The Raven Tower by Ann Leckie
Leckie broke out in 2013 with Ancillary Justice, a Hugo-winning sci-fi epic that I really enjoyed. She takes odd approaches to characters and settings that make the stories more interesting. I wasn’t as thrilled with the sequel, Ancillary Sword, but when I heard she wrote a fantasy novel, I had to check it out. As I expected, it’s got quite a different feel to it – the main character is, honestly, a rock. OK, so it’s a god embodied in a rock, but still. The rock god stuff works better than the human story until the two begin to intertwine. The ending really knocked my socks off, even though I predicted it. My usual is to love the openings of books and be let down by the finish – this was just the opposite.
A word on the audio version – if you sometimes listen and sometimes read, I’d definitely recommend reading this one. The narrator for the audiobook (who also did the Ancillary novels) is horrible, imposing difficult to understand dialects on just about every character and turning the main non-rock character into a whining child.
The Terror by Dan Simmons
In high school when I started The Grapes of Wrath I had to take a break after the first chapter and go get a drink – Steinbeck’s description of the Dustbowl was so vivid I was literally parched. Long stretches of The Terror are like that, too, but with bitter cold in the place of thirst. Simmons takes the unknown fate of a doomed Arctic expedition and spins a tale that’s both historical fiction and bleak horror. Yes, there’s a monster involved, but the real evil lies in the hearts of men, naturally. It’s a little too long and doesn’t stick the landing (a hard right turn into native mythology), but there are some superbly vivid and disturbing set pieces along the way that make it worthwhile.

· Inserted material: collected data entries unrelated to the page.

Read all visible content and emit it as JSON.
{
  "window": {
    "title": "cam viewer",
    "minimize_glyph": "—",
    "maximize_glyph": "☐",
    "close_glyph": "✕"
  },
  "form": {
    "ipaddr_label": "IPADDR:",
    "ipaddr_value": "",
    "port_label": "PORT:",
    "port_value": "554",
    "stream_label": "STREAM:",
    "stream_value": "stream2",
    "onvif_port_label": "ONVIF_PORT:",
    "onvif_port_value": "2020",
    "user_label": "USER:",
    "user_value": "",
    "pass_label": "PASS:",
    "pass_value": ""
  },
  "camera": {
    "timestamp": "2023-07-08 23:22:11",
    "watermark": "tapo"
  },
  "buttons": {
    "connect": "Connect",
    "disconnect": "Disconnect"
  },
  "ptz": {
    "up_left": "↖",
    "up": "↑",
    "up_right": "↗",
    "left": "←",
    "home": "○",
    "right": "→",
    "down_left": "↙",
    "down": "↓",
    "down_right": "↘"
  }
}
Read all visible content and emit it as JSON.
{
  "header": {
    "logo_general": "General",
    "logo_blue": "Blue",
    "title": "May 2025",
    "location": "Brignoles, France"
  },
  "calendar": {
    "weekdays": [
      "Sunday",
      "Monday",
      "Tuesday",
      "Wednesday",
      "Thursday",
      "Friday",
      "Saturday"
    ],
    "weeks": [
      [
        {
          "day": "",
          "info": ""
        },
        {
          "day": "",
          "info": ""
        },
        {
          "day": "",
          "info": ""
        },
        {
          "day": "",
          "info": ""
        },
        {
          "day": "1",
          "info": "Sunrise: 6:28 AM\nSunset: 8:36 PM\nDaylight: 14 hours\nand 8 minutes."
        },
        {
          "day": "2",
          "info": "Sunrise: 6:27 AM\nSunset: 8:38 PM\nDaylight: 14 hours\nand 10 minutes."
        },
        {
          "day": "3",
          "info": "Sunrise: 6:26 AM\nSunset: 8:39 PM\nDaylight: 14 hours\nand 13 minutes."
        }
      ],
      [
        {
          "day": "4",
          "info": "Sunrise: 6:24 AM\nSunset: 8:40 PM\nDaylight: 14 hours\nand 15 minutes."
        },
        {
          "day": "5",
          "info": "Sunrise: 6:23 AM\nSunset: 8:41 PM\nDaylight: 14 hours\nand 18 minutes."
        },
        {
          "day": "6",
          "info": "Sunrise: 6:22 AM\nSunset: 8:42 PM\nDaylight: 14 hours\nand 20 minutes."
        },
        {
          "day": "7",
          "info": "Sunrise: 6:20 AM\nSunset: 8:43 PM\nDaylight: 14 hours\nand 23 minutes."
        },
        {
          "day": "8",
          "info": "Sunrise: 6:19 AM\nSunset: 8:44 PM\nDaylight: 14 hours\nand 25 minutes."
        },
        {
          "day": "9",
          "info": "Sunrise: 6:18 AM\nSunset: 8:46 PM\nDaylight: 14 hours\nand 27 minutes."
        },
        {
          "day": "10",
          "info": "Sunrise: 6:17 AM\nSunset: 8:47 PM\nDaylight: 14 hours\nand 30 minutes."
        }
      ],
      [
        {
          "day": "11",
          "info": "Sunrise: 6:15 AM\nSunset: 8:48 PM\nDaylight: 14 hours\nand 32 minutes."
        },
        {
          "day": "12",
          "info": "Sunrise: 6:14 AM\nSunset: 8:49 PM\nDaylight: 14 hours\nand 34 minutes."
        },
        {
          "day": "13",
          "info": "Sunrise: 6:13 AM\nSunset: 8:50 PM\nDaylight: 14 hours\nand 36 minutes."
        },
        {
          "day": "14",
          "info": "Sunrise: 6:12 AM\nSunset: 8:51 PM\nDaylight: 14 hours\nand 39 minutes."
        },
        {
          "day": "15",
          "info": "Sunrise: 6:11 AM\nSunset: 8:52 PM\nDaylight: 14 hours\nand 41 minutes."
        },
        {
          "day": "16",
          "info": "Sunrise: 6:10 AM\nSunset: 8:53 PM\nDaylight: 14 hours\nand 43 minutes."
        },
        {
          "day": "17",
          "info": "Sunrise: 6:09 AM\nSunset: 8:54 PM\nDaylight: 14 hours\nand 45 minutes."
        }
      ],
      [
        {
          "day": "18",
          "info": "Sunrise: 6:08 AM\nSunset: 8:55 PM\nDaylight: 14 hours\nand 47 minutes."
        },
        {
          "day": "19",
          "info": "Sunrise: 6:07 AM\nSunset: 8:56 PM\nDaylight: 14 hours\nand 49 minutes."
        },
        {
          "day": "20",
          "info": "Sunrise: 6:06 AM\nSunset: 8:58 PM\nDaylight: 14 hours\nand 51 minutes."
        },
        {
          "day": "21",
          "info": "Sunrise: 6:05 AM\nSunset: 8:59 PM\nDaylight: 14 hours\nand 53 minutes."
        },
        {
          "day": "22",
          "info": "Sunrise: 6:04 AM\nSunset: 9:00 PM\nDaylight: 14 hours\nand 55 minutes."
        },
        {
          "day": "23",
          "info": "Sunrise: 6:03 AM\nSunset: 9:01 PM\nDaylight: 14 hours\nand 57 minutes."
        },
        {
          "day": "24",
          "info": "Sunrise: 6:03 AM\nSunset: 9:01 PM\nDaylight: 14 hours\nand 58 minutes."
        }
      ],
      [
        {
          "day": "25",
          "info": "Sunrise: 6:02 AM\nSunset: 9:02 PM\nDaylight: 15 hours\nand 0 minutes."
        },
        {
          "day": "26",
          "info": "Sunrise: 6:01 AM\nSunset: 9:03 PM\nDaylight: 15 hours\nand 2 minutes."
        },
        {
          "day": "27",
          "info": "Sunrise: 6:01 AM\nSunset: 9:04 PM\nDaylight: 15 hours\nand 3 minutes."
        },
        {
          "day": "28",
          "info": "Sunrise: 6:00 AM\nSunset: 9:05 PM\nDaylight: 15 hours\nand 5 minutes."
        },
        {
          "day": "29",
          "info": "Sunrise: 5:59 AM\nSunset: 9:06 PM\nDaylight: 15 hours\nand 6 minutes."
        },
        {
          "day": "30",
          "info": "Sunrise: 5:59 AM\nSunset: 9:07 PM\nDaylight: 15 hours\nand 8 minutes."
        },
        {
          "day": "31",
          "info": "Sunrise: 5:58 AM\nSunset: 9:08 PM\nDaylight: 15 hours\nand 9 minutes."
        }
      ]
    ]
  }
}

The Calculating Stars by Mary Robinette Kowal
I wanted to like this book a lot more than I did. It’s got a great setup – in an alternate 1950s (Dewey really did defeat Truman, for some unexplained reason) a meteorite slams into the East Coast near D.C., killing millions and wrecking the economy. But it gets worse – the main character, a “calculator” at this world’s version of NASA figures out that the impact will cause climate issues that will render the planet uninhabitable. This jumpstarts the space program and leads to said main character becoming the first woman in space (this is not a spoiler – this is essentially a prequel to a short story written about this character years ago). The story is interesting enough, but it’s frustratingly narrow, since the POV is focused only on the main character. One suspects there’s so much else going on in this world as it comes to grips with the situation that would be interesting to explore. Also, while I thought it was great that the main character’s husband was perfectly loving and supportive, the repeated rocketry-punned sex stuff got really old really quick.
The Last Policeman by Ben H. Winters
This is almost like the flip side of The Calculating Stars. In this book, the asteroid hasn’t hit Earth yet, but it’s coming and, as a result, everything’s gone to shit. The main character is a young cop in New Hampshire trying to convince anyone who will listen that the “hanger” found in a pirate McDonald’s bathroom is a real murder, not just yet another suicide. The investigation plays out against the background of impending calamity and what it does to society and the human psyche. That was by far the most interesting part of the book, which unfortunately was mostly pushed back in favor of a fairly lackluster mystery. As with The Calculating Stars, the POV being limited to the main character means we get fascinating glimpses of the wider world, but never really get to engage with it.
I’d recommend any of these, depending on what kind of story tickles your particular fancy. Obviously I really liked the first two, while the others were just OK. Still, they’re both award winners, so who am I to say?